Spurr and Shakespeare [23] followed 82 children and found 65% hypertrophic scars. Bombaro et al. [24] reported an average of 67% cicatricial hypertrophy (up to 100% in children with non-white skin). Finally, Delavary et al. [25] found a rate of 60% hypertrophic scars in burn patients, mainly in the first three months after the onset of the burn. According to them, young and non-smoking subjects are more likely to develop hypertrophic scars. In each of these studies, the number of patients remains low and the population monocentric. Further and larger studies would be needed to better identify populations at risk. The risk factors identified to date are young age, location of the upper limbs or neck, dark phototype, repetition of surgical procedures, initial severity of burn, and time to heal [25]. Lawrence et al [26] also find these risk factors in the literature, in addition to the female sex and skin grafts that required expansion (mesh-graft). Their review of the literature found a prevalence of hypertrophic scars ranging between 32 and 72%.

6.2 Retracted Scars

Retraction or contraction of the skin following a burn results from an excessive, hypertrophic scarring, of which we have just spoken.

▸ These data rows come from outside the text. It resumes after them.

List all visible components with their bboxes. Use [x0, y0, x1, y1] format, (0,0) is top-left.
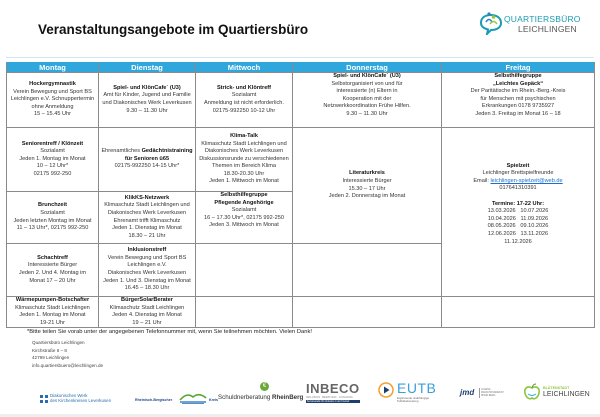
event-inklusionstreff: Inklusionstreff Verein Bewegung und Sport BS Leichlingen e.V. Diakonisches Werk Leverkusen Jeden 1. Und 3. Dienstag im Monat 16.45 – 18.30 Uhr [99, 244, 196, 297]
event-brunchzeit: Brunchzeit Sozialamt Jeden letzten Montag im Monat 11 – 13 Uhr*, 02175 992-250 [7, 192, 99, 244]
apple-icon [524, 383, 540, 401]
logo-line-1: QUARTIERSBÜRO [504, 14, 581, 24]
event-gedaechtnistraining: Ehrenamtliches Gedächtnistraining für Senioren ü65 02175-992250 14-15 Uhr* [99, 128, 196, 192]
termine-date: 13.03.2026 10.07.2026 [487, 208, 549, 215]
column-header-mittwoch: Mittwoch [196, 62, 293, 73]
header-divider [6, 57, 594, 58]
quartiersbuero-logo [478, 11, 581, 37]
logo-line-2: LEICHLINGEN [518, 24, 577, 34]
event-selbsthilfe-pflegende-angehoerige: Selbsthilfegruppe Pflegende Angehörige Sozialamt 16 – 17.30 Uhr*, 02175 992-250 Jeden 3. Mittwoch im Monat [196, 192, 293, 244]
sponsor-logos: Diakonisches Werk des Kirchenkreises Leverkusen Rheinisch-Bergischer Kreis € Schuldnerberatung RheinBerg INBECO INKLUSION · BERATUNG · COACHING Servicestelle für Inklusion in der Freizeit EUTB Ergänzende unabhängige Teilhabeberatung jmd JUGEND MIGRATIONSDIENST RHEIN-BERG BLÜTENSTADT LEICHLINGEN [0, 378, 600, 414]
event-hockergymnastik: Hockergymnastik Verein Bewegung und Sport BS Leichlingen e.V. Schnuppertermin ohne Anmeldung 15 – 15.45 Uhr [7, 73, 99, 128]
address-block [32, 339, 103, 369]
address-email: info.quartiersbuero@leichlingen.de [32, 362, 104, 368]
table-row [7, 297, 595, 328]
column-header-donnerstag: Donnerstag [293, 62, 442, 73]
address-name: Quartiersbüro Leichlingen [32, 340, 85, 345]
column-header-freitag: Freitag [442, 62, 595, 73]
address-city: 42799 Leichlingen [32, 355, 70, 361]
table-header-row [7, 62, 595, 73]
empty-cell [293, 244, 442, 297]
event-literaturkreis: Literaturkreis Interessierte Bürger 15.30 – 17 Uhr Jeden 2. Donnerstag im Monat [293, 128, 442, 244]
event-klima-talk: Klima-Talk Klimaschutz Stadt Leichlingen und Diakonisches Werk Leverkusen Diskussionsrunde zu verschiedenen Themen im Bereich Klima 18.30-20.30 Uhr Jeden 1. Mittwoch im Monat [196, 128, 293, 192]
speech-bubble-people-icon [478, 11, 504, 35]
empty-cell [196, 244, 293, 297]
email-link[interactable]: leichlingen-spielzeit@web.de [490, 177, 563, 184]
event-schachtreff: Schachtreff Interessierte Bürger Jeden 2. Und 4. Montag im Monat 17 – 20 Uhr [7, 244, 99, 297]
event-seniorentreff-kloenzeit: Seniorentreff / Klönzeit Sozialamt Jeden 1. Montag im Monat 10 – 12 Uhr* 02175 992-250 [7, 128, 99, 192]
address-street: Kirchstraße 6 – 8 [32, 347, 67, 353]
table-row [7, 128, 595, 192]
schedule-table [6, 62, 595, 328]
event-selbsthilfe-leichtes-gepaeck: Selbsthilfegruppe „Leichtes Gepäck“ Der Paritätische im Rhein.-Berg.-Kreis für Menschen mit psychischen Erkrankungen 0178 9735927 Jeden 3. Freitag im Monat 16 – 18 [442, 73, 595, 128]
termine-date: 11.12.2026 [504, 238, 532, 245]
event-spielzeit: Spielzeit Leichlinger Brettspielfreunde Email: leichlingen-spielzeit@web.de 017641310391 Termine: 17-22 Uhr: 13.03.2026 10.07.2026 10.04.2026 11.09.2026 08.05.2026 09.10.2026 12.06.2026 13.11.2026 11.12.2026 [442, 128, 595, 297]
event-waermepumpen-botschafter: Wärmepumpen-Botschafter Klimaschutz Stadt Leichlingen Jeden 1. Montag im Monat 19-21 Uhr [7, 297, 99, 328]
hills-icon [179, 392, 207, 404]
play-circle-icon [378, 382, 394, 398]
euro-bubble-icon: € [260, 382, 269, 391]
empty-cell [293, 297, 442, 328]
event-klikks-netzwerk: KlikKS-Netzwerk Klimaschutz Stadt Leichlingen und Diakonisches Werk Leverkusen Ehrenamt trifft Klimaschutz Jeden 1. Dienstag im Monat 18.30 – 21 Uhr [99, 192, 196, 244]
event-spiel-kloencafe-dienstag: Spiel- und KlönCafe´ (U3) Amt für Kinder, Jugend und Familie und Diakonisches Werk Leverkusen 9.30 – 11.30 Uhr [99, 73, 196, 128]
column-header-dienstag: Dienstag [99, 62, 196, 73]
page-title: Veranstaltungsangebote im Quartiersbüro [38, 22, 309, 37]
termine-date: 08.05.2026 09.10.2026 [487, 223, 549, 230]
diakonie-cross-icon [40, 395, 48, 403]
empty-cell [442, 297, 595, 328]
registration-note: *Bitte teilen Sie vorab unter der angegebenen Telefonnummer mit, wenn Sie teilnehmen möchten. Vielen Dank! [27, 329, 312, 335]
termine-date: 10.04.2026 11.09.2026 [487, 215, 549, 222]
event-spiel-kloencafe-donnerstag: Spiel- und KlönCafe´ (U3) Selbstorganisiert von und für interessierte (n) Eltern in Kooperation mit der Netzwerkkoordination Frühe Hilfen. 9.30 – 11.30 Uhr [293, 73, 442, 128]
event-buergersolarberater: BürgerSolarBerater Klimaschutz Stadt Leichlingen Jeden 4. Dienstag im Monat 19 – 21 Uhr [99, 297, 196, 328]
column-header-montag: Montag [7, 62, 99, 73]
empty-cell [196, 297, 293, 328]
termine-date: 12.06.2026 13.11.2026 [487, 230, 549, 237]
table-row [7, 73, 595, 128]
logo-inbeco: INBECO INKLUSION · BERATUNG · COACHING Servicestelle für Inklusion in der Freizeit [306, 381, 360, 403]
event-strick-kloentreff: Strick- und Klöntreff Sozialamt Anmeldung ist nicht erforderlich. 02175-992250 10-12 Uhr [196, 73, 293, 128]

Functional consequences can be major and threaten the socio-professional future of patients. They are frequent and particularly disabling in the articular areas. The prevalence is very variable according to the studies, one finds on average between 38 and 54% of contraction in the years following the occurrence of the burn [27]. According to the authors, these would be more common in severely burned patients, children, women, and upper limb. Gangemi et al. [28] analyzed 703 burned patients and found on average 77% of pathological scars (44% hypertrophy, 5% contractures, 28% combining both). They also found as risk factors the female sex, the young age, localization of the burning of the upper limb or the neck, the repetition of the surgical procedures, and the expansion of the skin grafts when these are realized.

7 Impact of Scars

Although many studies concern the epidemiology and management of scars, very few have been interested in the consequences of these scars. However, it is estimated that more than one in two patients are not satisfied with the appearance of their scars, 20% of patients suffer from anxiety, and more than 50% feel that their privacy is affected by the presence of their scars [29].

8 Conclusion

Few studies have really focused on the epidemiology of scars and their consequences. When studies are conducted, they often concentrate around a given geographic population and report only a small number of patients. There are probably many lost sight, since many patients live surely with their scars (hypertrophic, keloids) without consulting. Larger scale studies should be carried out to determine the frequency of occurrence of these scarring abnormalities, in order to better identify them and, consequently, to better treat them.

Take Home Message

The epidemiology of pathologic scars is diverse. Sixty percent of scars located on the thorax may become hypertrophic, and a patient from Zaire has 100% more risks to develop a keloid than a patient native from England. Burns may issue up to 77% of pathologic scars, combining hypertrophic, retractile, and keloid scars. The role of hormonal status, nutrition, and many other factors has been suspected in keloids.